Modern Tesla Power Hides Underneath The Patina Of ICON’s 1949 Mercury Coupe
Images courtesy of ICON
We’ve been following the work of Jonathan Ward and his ICON brand for a while now, and the LA-based shop’s latest build is one of the most inspired to date.
ICON’s track record of restomodding vintage 4x4s—FJs, Defenders, the usual suspects—dovetailed nicely into a separate line of one-off builds centered on the idea of mixing a gracefully aged exterior with more modern or otherwise potent powertrains; bodies with patina, engines that you can cook and eat an egg on. That’s the basic idea of the company’s so-called “Derelict” builds, and the odd-dozen of projects completed under the banner thus far have relied on the same general formula of putting gregariously powerful American pushrods in big brash American shapes drawn in the middle of the 20th century. The motors are either brand new or built to today’s standards with modern components and techniques, but the bodies retain their marks of lives lived long.

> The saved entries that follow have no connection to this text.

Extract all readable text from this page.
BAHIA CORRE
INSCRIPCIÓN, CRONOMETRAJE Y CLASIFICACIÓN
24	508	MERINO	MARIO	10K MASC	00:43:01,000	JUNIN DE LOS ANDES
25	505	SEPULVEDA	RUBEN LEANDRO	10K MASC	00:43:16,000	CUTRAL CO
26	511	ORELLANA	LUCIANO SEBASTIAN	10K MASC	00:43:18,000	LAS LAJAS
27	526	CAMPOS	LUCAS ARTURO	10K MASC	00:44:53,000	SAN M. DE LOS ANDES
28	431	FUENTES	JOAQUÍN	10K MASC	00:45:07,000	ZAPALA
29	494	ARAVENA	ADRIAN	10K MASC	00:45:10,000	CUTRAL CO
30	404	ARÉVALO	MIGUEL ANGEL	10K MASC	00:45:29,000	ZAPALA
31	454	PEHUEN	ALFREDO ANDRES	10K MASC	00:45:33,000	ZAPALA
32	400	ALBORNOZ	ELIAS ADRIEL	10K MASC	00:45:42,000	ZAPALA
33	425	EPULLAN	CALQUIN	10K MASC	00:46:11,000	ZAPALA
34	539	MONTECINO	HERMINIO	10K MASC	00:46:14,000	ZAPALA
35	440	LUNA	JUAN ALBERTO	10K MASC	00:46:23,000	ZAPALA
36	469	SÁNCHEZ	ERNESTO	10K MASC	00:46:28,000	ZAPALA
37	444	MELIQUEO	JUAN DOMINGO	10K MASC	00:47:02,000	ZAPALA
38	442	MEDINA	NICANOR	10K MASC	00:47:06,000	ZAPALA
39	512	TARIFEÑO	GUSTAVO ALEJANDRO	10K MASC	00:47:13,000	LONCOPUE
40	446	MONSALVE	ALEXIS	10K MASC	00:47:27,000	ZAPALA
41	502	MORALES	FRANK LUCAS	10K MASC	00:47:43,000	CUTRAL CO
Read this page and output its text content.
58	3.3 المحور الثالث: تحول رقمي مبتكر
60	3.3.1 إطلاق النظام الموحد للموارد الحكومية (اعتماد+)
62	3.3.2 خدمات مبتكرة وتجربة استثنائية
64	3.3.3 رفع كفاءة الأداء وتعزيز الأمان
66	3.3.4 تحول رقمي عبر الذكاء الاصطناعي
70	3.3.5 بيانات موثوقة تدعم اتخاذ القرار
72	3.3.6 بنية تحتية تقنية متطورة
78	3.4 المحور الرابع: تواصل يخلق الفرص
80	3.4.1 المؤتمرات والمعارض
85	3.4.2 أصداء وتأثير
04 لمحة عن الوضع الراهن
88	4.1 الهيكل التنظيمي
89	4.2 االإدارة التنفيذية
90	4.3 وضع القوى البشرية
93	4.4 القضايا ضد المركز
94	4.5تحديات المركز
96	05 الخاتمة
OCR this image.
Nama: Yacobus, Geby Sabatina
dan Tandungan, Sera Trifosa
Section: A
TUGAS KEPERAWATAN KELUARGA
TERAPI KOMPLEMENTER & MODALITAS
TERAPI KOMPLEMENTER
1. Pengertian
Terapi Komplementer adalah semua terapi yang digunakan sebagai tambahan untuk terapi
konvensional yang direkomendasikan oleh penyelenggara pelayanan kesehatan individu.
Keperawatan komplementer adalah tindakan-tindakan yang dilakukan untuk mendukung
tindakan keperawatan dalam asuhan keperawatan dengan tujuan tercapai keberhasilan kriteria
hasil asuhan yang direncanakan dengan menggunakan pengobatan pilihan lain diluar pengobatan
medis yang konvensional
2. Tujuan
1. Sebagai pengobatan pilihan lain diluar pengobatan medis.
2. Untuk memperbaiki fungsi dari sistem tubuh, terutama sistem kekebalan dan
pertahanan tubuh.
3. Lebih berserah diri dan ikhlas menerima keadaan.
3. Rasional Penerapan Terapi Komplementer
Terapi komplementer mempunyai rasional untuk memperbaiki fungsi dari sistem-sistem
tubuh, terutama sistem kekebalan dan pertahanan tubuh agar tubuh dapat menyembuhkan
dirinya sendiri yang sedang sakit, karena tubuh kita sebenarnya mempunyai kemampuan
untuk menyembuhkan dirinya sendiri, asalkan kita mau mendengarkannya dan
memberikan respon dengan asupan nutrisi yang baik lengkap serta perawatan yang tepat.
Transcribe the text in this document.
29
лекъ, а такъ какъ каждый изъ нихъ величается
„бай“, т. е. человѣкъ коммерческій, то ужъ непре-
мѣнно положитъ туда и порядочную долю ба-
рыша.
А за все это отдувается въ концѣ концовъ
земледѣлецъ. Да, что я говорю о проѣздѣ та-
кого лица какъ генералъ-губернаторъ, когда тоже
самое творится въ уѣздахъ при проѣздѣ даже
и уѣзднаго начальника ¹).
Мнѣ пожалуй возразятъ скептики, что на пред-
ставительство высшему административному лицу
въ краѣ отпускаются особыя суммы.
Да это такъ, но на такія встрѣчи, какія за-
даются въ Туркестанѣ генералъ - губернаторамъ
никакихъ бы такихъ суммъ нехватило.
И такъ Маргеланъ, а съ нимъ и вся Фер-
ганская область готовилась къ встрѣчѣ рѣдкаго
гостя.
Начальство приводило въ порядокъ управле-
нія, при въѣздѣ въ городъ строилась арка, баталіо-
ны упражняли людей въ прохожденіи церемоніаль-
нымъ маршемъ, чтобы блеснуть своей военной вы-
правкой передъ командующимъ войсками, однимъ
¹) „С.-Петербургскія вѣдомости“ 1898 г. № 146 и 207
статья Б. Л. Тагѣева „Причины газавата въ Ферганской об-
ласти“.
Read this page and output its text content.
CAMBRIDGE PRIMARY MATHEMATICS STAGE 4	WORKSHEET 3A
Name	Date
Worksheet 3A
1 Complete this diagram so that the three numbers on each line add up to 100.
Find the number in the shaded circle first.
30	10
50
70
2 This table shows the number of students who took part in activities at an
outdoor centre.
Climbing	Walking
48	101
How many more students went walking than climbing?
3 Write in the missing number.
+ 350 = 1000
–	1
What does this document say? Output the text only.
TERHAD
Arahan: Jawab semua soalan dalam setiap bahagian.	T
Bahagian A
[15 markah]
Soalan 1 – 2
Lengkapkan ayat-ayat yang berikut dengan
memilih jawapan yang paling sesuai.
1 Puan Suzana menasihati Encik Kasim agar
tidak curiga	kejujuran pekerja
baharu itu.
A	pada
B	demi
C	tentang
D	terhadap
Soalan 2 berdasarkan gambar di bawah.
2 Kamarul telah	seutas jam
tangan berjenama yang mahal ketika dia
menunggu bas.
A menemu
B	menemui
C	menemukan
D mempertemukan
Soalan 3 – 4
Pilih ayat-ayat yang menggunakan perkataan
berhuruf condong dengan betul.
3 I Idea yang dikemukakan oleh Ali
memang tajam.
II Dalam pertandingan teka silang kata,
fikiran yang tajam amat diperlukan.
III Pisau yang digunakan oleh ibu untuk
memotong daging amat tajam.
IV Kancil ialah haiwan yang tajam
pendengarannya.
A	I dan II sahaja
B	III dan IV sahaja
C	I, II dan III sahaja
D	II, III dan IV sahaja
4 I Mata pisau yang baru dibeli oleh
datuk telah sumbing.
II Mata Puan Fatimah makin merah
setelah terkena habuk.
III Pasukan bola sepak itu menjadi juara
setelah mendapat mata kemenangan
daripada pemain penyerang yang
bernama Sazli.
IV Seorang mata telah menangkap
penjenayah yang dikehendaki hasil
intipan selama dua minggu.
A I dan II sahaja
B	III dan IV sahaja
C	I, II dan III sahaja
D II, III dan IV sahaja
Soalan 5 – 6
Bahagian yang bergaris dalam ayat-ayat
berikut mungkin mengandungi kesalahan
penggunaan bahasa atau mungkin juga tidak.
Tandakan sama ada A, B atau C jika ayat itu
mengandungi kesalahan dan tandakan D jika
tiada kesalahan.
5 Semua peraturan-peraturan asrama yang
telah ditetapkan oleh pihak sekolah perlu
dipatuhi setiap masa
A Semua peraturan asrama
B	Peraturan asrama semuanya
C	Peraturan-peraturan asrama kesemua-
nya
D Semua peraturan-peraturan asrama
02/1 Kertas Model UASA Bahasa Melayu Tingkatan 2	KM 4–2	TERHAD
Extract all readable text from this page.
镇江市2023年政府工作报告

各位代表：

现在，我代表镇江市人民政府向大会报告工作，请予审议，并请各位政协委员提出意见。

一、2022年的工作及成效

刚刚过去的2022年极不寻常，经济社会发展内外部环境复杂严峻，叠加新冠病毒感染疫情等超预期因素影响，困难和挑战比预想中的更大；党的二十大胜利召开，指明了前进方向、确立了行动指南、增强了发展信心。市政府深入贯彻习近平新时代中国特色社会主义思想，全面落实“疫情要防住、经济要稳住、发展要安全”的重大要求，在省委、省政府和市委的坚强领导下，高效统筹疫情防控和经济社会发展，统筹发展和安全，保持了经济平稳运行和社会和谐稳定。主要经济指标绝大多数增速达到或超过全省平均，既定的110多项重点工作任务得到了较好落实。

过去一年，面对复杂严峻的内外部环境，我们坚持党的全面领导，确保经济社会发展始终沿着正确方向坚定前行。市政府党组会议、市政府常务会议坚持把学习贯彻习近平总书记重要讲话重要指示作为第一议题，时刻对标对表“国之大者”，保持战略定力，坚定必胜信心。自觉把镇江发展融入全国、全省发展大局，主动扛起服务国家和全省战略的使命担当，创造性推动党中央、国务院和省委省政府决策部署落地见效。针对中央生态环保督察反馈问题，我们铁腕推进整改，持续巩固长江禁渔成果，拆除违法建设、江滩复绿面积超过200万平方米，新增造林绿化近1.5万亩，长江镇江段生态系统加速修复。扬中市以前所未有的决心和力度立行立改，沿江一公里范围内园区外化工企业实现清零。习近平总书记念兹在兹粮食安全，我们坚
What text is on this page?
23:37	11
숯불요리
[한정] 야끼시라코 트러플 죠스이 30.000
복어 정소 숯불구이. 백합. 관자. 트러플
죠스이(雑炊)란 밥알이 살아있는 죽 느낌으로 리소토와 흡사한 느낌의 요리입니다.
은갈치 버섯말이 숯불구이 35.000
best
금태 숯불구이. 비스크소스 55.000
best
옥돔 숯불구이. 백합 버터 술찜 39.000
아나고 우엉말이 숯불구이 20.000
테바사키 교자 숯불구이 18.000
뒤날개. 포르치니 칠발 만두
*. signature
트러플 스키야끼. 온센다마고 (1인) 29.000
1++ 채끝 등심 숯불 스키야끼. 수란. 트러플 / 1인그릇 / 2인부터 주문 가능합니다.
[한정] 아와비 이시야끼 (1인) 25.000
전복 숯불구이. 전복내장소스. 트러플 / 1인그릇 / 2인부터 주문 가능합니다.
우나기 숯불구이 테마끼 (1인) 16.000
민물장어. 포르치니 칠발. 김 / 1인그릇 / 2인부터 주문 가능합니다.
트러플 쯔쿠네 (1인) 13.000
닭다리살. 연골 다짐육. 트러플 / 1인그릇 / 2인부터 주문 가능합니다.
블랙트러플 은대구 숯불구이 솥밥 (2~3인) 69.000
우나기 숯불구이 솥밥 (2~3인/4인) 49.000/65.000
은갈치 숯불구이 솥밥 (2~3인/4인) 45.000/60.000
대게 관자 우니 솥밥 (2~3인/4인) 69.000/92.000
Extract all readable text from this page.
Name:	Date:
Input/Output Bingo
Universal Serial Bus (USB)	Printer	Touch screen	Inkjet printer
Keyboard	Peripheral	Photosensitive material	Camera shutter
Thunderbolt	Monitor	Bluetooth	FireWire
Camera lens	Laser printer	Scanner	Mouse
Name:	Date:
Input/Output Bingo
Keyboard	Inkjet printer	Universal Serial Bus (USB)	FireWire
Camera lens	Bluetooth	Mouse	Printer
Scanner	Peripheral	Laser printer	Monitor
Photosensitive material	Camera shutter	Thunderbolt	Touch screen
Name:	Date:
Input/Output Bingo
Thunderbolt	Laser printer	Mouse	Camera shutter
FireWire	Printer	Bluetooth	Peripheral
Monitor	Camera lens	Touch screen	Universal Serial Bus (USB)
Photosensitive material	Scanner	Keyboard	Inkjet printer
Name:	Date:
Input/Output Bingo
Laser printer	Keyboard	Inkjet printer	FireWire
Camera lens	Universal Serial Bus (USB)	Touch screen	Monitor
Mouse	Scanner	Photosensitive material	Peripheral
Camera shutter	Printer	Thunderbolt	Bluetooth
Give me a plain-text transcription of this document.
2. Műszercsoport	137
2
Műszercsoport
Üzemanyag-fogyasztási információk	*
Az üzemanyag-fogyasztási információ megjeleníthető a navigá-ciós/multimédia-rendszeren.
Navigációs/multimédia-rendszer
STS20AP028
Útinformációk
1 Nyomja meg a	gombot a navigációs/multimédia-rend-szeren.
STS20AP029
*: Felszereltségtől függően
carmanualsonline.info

They will take any body from any marque and put whatever you want under the hood regardless of piston count. It can even go down to none at all, as is the case with this 1949 Mercury Coupe. Lift the lead sled’s stately hood and you’ll see something that resembles a standard V8 shape until you notice that rather than valve covers and manifolds staring up at you from the spacious bay, it’s a pile of neatly arranged controllers and modules. Power and torque figures are 400hp and 470lb-ft thanks to a dual-electric motor running on a Tesla Performance 85kWh battery setup.
The concept of converting to electric isn’t a new one (this isn’t even ICON’s first go at it), but it’s unique for the same reasons behind everyone knowing who Steve Jobs is; it’s well-designed, packaged beautifully, and it’s simple to use. For instance, there are two means of charging it (range is estimated between 150-200 miles); one is a 125A fast-charge port stashed behind the rear license plate, the other a clever conversion of the original fuel-fill into a socket that accepts the typical Tesla chargers that you’d find at the gas station. The conversion was done in collaboration with Stealth EV, and the name fits the service. There aren’t stickers plastered on the bodywork to call attention to its whispering drivetrain, and you could park it at any lowrider show with none the wiser should you keep the hood shut.
The work on builds like this one begins in full once the body has been taken off of the chassis, which undergoes a process of reengineering to varying degrees depending on the project and its source of power, and while the patina is preserved on the removed shell (rather than faked with paint and solvents, which isn’t a bad thing in and of itself) the whole car doesn’t come back together in the same way it came apart. On this build that means the interior has been reupholstered according to Ward’s aesthetics of period-correct looks that integrate modern amenities like air-conditioning, navigation aids, high-end audio setups, power windows, the works, if you want them.
We’re all about creations like this that merge two eras without one overpowering the other, but what do you think? Is the aged appearance dishonest to the batteries that undermine the original purpose of big cruiser coupes and other land yachts built in a time when a gallon of gas was measured in cents?